SHAFTER, Calif. (KGET) – When physicians want to take a look at a patient’s vascular system to see things that aren’t visible to the naked eye, they often turn to MRI technology.

That is what experts with the California Department of Water Resources are doing to analyze the state’s water system – specifically the underground aquifers that collect and store precipitation and other surface water. 

This technology is called airborne electromagnetic (AEM) and though it’s been around for almost 20 years, it’s about to be adapted on a widespread basis in California, starting in Kern County. Representatives of a half dozen public and private water management entities were at Minter Field in Shafter for a demonstration of the technology.

The “airborne” in AEM represents helicopter-deployed digital equipment. The 30- by 70-foot AEM loop sends signals into the ground, which then bounce back. The collected data is used to create images that can help state water managers understand aquifer structures and identify where best to make water deposits into the ground so that it stays put. 

Steven Springhorn of the state Department of Water Resources said tough times demand creative new measures.

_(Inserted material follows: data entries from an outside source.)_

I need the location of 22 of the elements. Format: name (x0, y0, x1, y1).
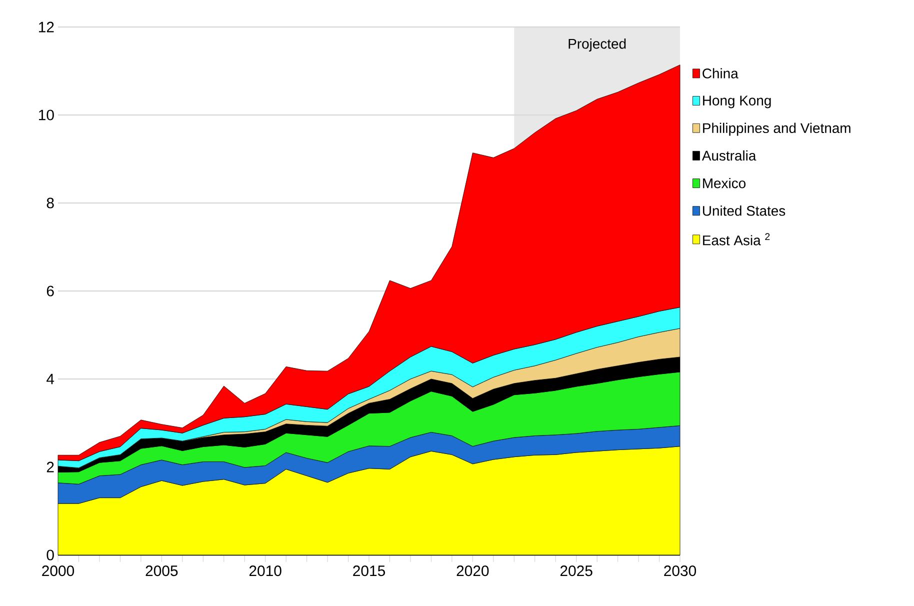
x-tick-label: 2025 (560, 566, 592, 576)
x-tick-label: 2000 (42, 566, 74, 576)
y-tick-label: 8 (46, 198, 54, 208)
legend-label: China (702, 68, 738, 78)
x-tick-label: 2005 (146, 566, 178, 576)
y-tick-label: 2 (46, 462, 54, 472)
legend-label: United States (702, 206, 786, 216)
x-tick-label: 2015 (353, 566, 385, 576)
y-tick-label: 10 (39, 110, 54, 120)
legend-label: Philippines and Vietnam (703, 122, 850, 136)
legend-label: East Asia $^{2}$ (703, 233, 770, 246)
legend-label: Australia (702, 150, 756, 161)
y-tick-label: 0 (46, 550, 54, 560)
band-label: Projected (568, 38, 626, 52)
legend-label: Mexico (703, 178, 746, 188)
y-tick-label: 6 (46, 286, 54, 296)
x-tick-label: 2010 (249, 566, 282, 576)
x-tick-label: 2020 (456, 566, 489, 576)
y-tick-label: 4 (46, 374, 54, 384)
x-tick-label: 2030 (664, 566, 696, 576)
y-tick-label: 12 (39, 22, 54, 32)
legend-label: Hong Kong (703, 96, 771, 108)
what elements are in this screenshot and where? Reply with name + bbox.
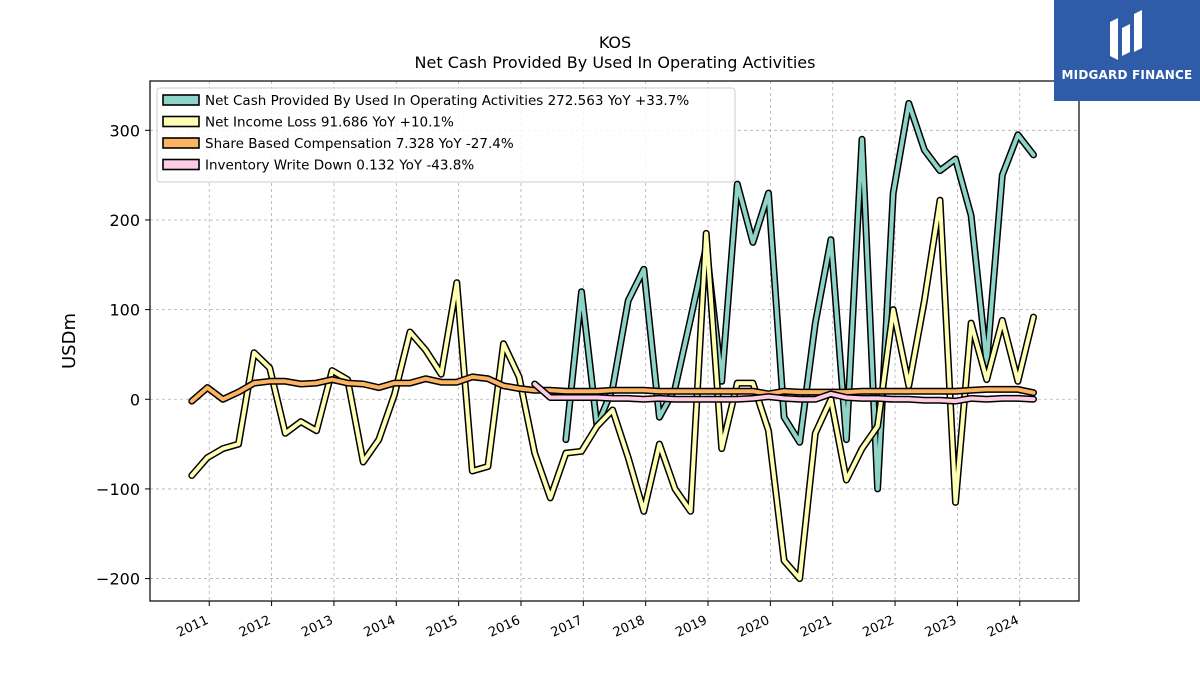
- x-tick-label: 2011: [175, 613, 211, 641]
- legend-swatch: [162, 158, 200, 171]
- x-tick-label: 2015: [424, 613, 460, 641]
- legend-swatch: [162, 137, 200, 149]
- chart-subtitle: Net Cash Provided By Used In Operating A…: [415, 53, 816, 72]
- chart-title: KOS: [599, 33, 631, 52]
- y-tick-label: −200: [96, 570, 140, 589]
- x-tick-label: 2020: [736, 613, 772, 641]
- y-tick-label: 100: [109, 301, 140, 320]
- y-axis-label: USDm: [59, 313, 80, 369]
- series-line-1: [189, 198, 1036, 581]
- x-tick-label: 2014: [362, 613, 398, 641]
- series-line-0: [563, 101, 1036, 491]
- legend-label: Net Income Loss 91.686 YoY +10.1%: [205, 115, 454, 131]
- legend-label: Net Cash Provided By Used In Operating A…: [205, 93, 689, 109]
- y-tick-label: −100: [96, 480, 140, 499]
- x-tick-label: 2017: [549, 613, 585, 641]
- y-tick-label: 200: [109, 211, 140, 230]
- x-tick-label: 2019: [673, 613, 709, 641]
- legend-label: Inventory Write Down 0.132 YoY -43.8%: [205, 158, 474, 174]
- plot-frame: [149, 80, 1080, 602]
- x-tick-label: 2024: [985, 613, 1021, 641]
- legend-label: Share Based Compensation 7.328 YoY -27.4…: [205, 136, 514, 152]
- x-tick-label: 2016: [486, 613, 522, 641]
- series-layer: [188, 99, 1037, 583]
- x-tick-label: 2023: [923, 613, 959, 641]
- legend: Net Cash Provided By Used In Operating A…: [156, 87, 736, 183]
- series-line-2: [189, 374, 1036, 404]
- logo-mark-icon: [1110, 10, 1142, 60]
- x-tick-label: 2018: [611, 613, 647, 641]
- y-tick-label: 0: [130, 390, 140, 409]
- legend-swatch: [162, 115, 200, 128]
- y-tick-label: 300: [109, 121, 140, 140]
- legend-box: [156, 87, 736, 183]
- x-tick-label: 2022: [860, 613, 896, 641]
- x-tick-label: 2012: [237, 613, 273, 641]
- midgard-finance-logo: MIDGARD FINANCE: [1054, 0, 1200, 101]
- legend-swatch: [162, 94, 200, 106]
- series-line-3: [532, 382, 1036, 404]
- logo-text: MIDGARD FINANCE: [1061, 68, 1193, 82]
- x-tick-label: 2021: [798, 613, 834, 641]
- x-tick-label: 2013: [299, 613, 335, 641]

‘This is an investment on the part of the state, on behalf of all of the groundwater sustainability agencies and the public, really, to get more information about our groundwater basins,” he said. “Because, especially in times like we are, now a drought, it makes up close to 60 percent of our state’s water supply.”

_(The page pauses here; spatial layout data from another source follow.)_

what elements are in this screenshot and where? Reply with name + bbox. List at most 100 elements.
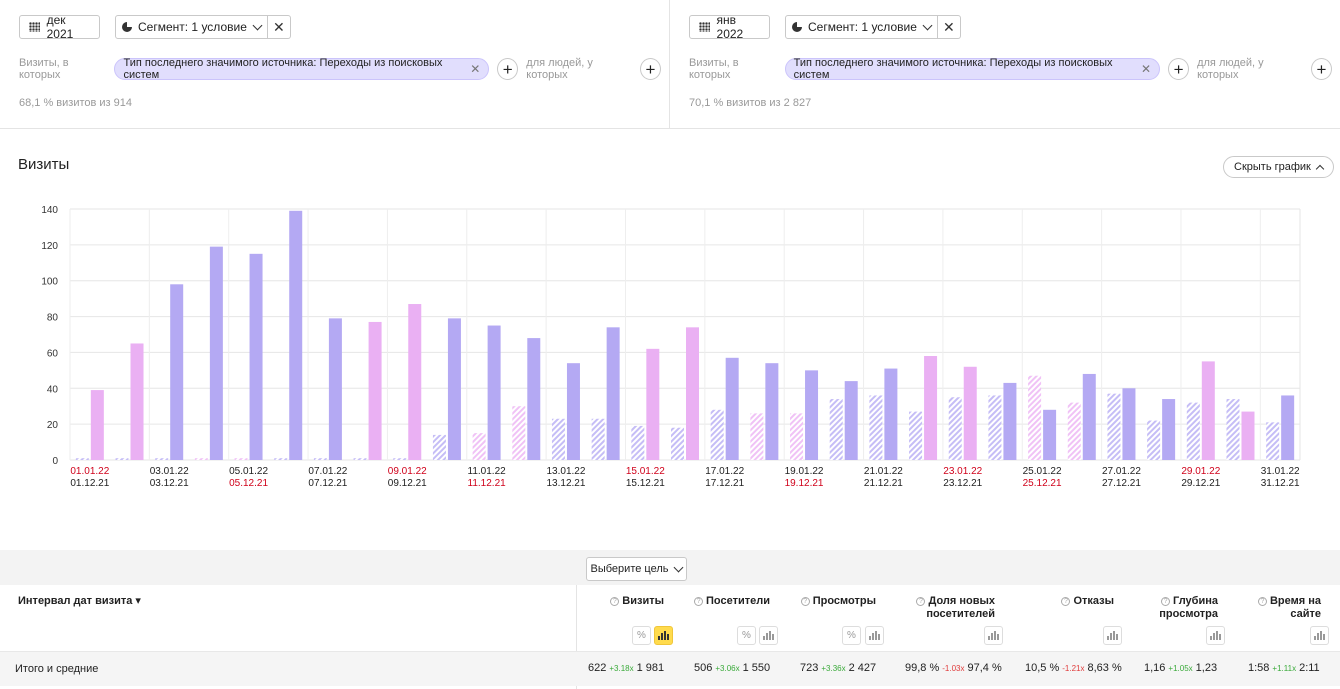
sort-icon[interactable]: ▾ <box>135 595 141 607</box>
date-picker-button[interactable]: дек 2021 <box>19 13 100 41</box>
bar-dec-2021 <box>234 458 248 460</box>
segment-label: Сегмент: 1 условие <box>808 20 917 34</box>
column-pageviews[interactable]: ? Просмотры <box>800 595 876 608</box>
bar-dec-2021 <box>1147 420 1161 460</box>
bar-dec-2021 <box>432 434 446 460</box>
condition-chip[interactable]: Тип последнего значимого источника: Пере… <box>784 57 1161 81</box>
help-icon[interactable]: ? <box>800 597 810 606</box>
segment-dropdown[interactable]: Сегмент: 1 условие <box>115 15 268 39</box>
chart-toggle[interactable] <box>759 626 778 645</box>
bar-jan-2022 <box>566 363 580 460</box>
dimension-header[interactable]: Интервал дат визита ▾ <box>18 595 141 608</box>
bar-dec-2021 <box>869 395 883 460</box>
help-icon[interactable]: ? <box>694 597 704 606</box>
bar-jan-2022 <box>447 318 461 460</box>
column-time-on-site[interactable]: ? Время на сайте <box>1257 595 1321 621</box>
bar-dec-2021 <box>829 399 843 460</box>
goal-select[interactable]: Выберите цель <box>586 557 687 581</box>
bar-chart-icon <box>988 631 999 640</box>
x-tick-label-dec: 27.12.21 <box>1102 478 1141 489</box>
x-tick-label-jan: 25.01.22 <box>1023 466 1062 477</box>
bar-dec-2021 <box>194 458 208 460</box>
bar-dec-2021 <box>671 427 684 460</box>
delta: -1.21x <box>1062 664 1085 673</box>
x-tick-label-dec: 11.12.21 <box>468 478 507 489</box>
column-page-depth[interactable]: ? Глубина просмотра <box>1159 595 1218 621</box>
x-tick-label-dec: 19.12.21 <box>785 478 824 489</box>
delta: +3.18x <box>609 664 634 673</box>
add-visit-condition-button[interactable]: + <box>497 58 519 80</box>
bar-jan-2022 <box>924 356 938 460</box>
chevron-up-icon <box>1315 164 1325 173</box>
x-tick-label-jan: 09.01.22 <box>388 466 427 477</box>
bar-jan-2022 <box>487 325 501 460</box>
remove-condition-icon[interactable]: ✕ <box>1140 62 1152 76</box>
delta: +3.36x <box>821 664 846 673</box>
hide-chart-button[interactable]: Скрыть график <box>1223 156 1334 178</box>
percent-icon: % <box>637 630 646 641</box>
bar-jan-2022 <box>1003 382 1017 460</box>
bar-jan-2022 <box>1201 361 1215 460</box>
column-new-visitors-share[interactable]: ? Доля новых посетителей <box>916 595 995 621</box>
help-icon[interactable]: ? <box>1257 597 1267 606</box>
people-condition-label: для людей, у которых <box>1197 57 1264 81</box>
chart-toggle[interactable] <box>984 626 1003 645</box>
remove-condition-icon[interactable]: ✕ <box>470 62 481 76</box>
totals-bounces: 10,5 % -1.21x 8,63 % <box>1025 662 1122 674</box>
x-tick-label-jan: 05.01.22 <box>229 466 268 477</box>
chart-toggle[interactable] <box>1310 626 1329 645</box>
bar-jan-2022 <box>725 357 739 460</box>
bar-dec-2021 <box>115 458 129 460</box>
date-label: янв 2022 <box>716 13 744 41</box>
percent-toggle[interactable]: % <box>737 626 756 645</box>
help-icon[interactable]: ? <box>916 597 926 606</box>
value-current: 1:58 <box>1248 662 1270 674</box>
add-visit-condition-button[interactable]: + <box>1168 58 1190 80</box>
percent-toggle[interactable]: % <box>632 626 651 645</box>
bar-dec-2021 <box>1107 393 1121 460</box>
chart-toggle[interactable] <box>654 626 673 645</box>
column-bounces[interactable]: ? Отказы <box>1061 595 1114 608</box>
pie-chart-icon <box>122 22 132 32</box>
chart-bars <box>75 210 1295 460</box>
bar-dec-2021 <box>909 411 923 460</box>
bar-dec-2021 <box>631 425 645 460</box>
chart-toggle[interactable] <box>865 626 884 645</box>
y-tick-label: 100 <box>41 277 58 288</box>
delta: +1.11x <box>1272 664 1297 673</box>
y-tick-label: 20 <box>47 420 59 431</box>
date-picker-button[interactable]: янв 2022 <box>689 13 770 41</box>
percent-toggle[interactable]: % <box>842 626 861 645</box>
add-people-condition-button[interactable]: + <box>639 58 662 80</box>
help-icon[interactable]: ? <box>1161 597 1171 606</box>
clear-segment-button[interactable]: ✕ <box>937 15 961 39</box>
bar-chart-icon <box>658 631 669 640</box>
people-condition-label: для людей, у которых <box>526 57 593 81</box>
help-icon[interactable]: ? <box>610 597 620 606</box>
help-icon[interactable]: ? <box>1061 597 1071 606</box>
clear-segment-button[interactable]: ✕ <box>267 15 291 39</box>
condition-text: Тип последнего значимого источника: Пере… <box>123 57 443 81</box>
x-tick-label-dec: 09.12.21 <box>388 478 427 489</box>
y-tick-label: 120 <box>41 241 58 252</box>
totals-row: Итого и средние 622 +3.18x 1 981 506 +3.06x… <box>0 651 1340 686</box>
x-tick-label-dec: 05.12.21 <box>229 478 268 489</box>
column-visits[interactable]: ? Визиты <box>610 595 664 608</box>
chart-toggle[interactable] <box>1206 626 1225 645</box>
dimension-header-label: Интервал дат визита <box>18 595 133 607</box>
value-compare: 97,4 % <box>967 662 1002 674</box>
value-current: 99,8 % <box>905 662 940 674</box>
chart-toggle[interactable] <box>1103 626 1122 645</box>
segment-panel-right: янв 2022 Сегмент: 1 условие ✕ Визиты, в … <box>670 0 1340 129</box>
segment-dropdown[interactable]: Сегмент: 1 условие <box>785 15 938 39</box>
condition-chip[interactable]: Тип последнего значимого источника: Пере… <box>114 57 490 81</box>
bar-dec-2021 <box>1226 399 1240 460</box>
add-people-condition-button[interactable]: + <box>1310 58 1333 80</box>
x-tick-label-dec: 15.12.21 <box>626 478 665 489</box>
bar-jan-2022 <box>289 210 303 460</box>
column-label: Отказы <box>1073 595 1114 607</box>
value-compare: 2:11 <box>1299 662 1320 674</box>
bar-dec-2021 <box>591 418 605 460</box>
column-visitors[interactable]: ? Посетители <box>694 595 770 608</box>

In a state where so many factors are working against the Central Valley, particularly its farmers – drought, climate change, water infrastructure limitations, ground subsidence, new residential development — every tool helps.

Max Halkjaer of the Danish water contractor Ramboll says the technology is tried and true.

“We have used it in Demark for many years,” Halkjaer said. “This system was developed and took off the first time in 2002, and it was commercially available since 2004. It has been used across the entire [nation of] Denmark.”

Why did the state water agency launch this underground survey here in Kern County? Because at the southern tip of the Central Valley it’s a logical place to begin development of what will be a standardized, statewide dataset that improves the understanding of aquifer structures.

Local water managers have to figure out how to best implement the Sustainable Groundwater Management Act (SGMA), which will force agriculture to make some tough decisions about water usage. The hope is that the AEM water-copter informs those decisions in a positive way.

So, if you should see one of these contraptions in the sky, know that it’s part of an effort to maximize one of California’s most valuable commodities – water.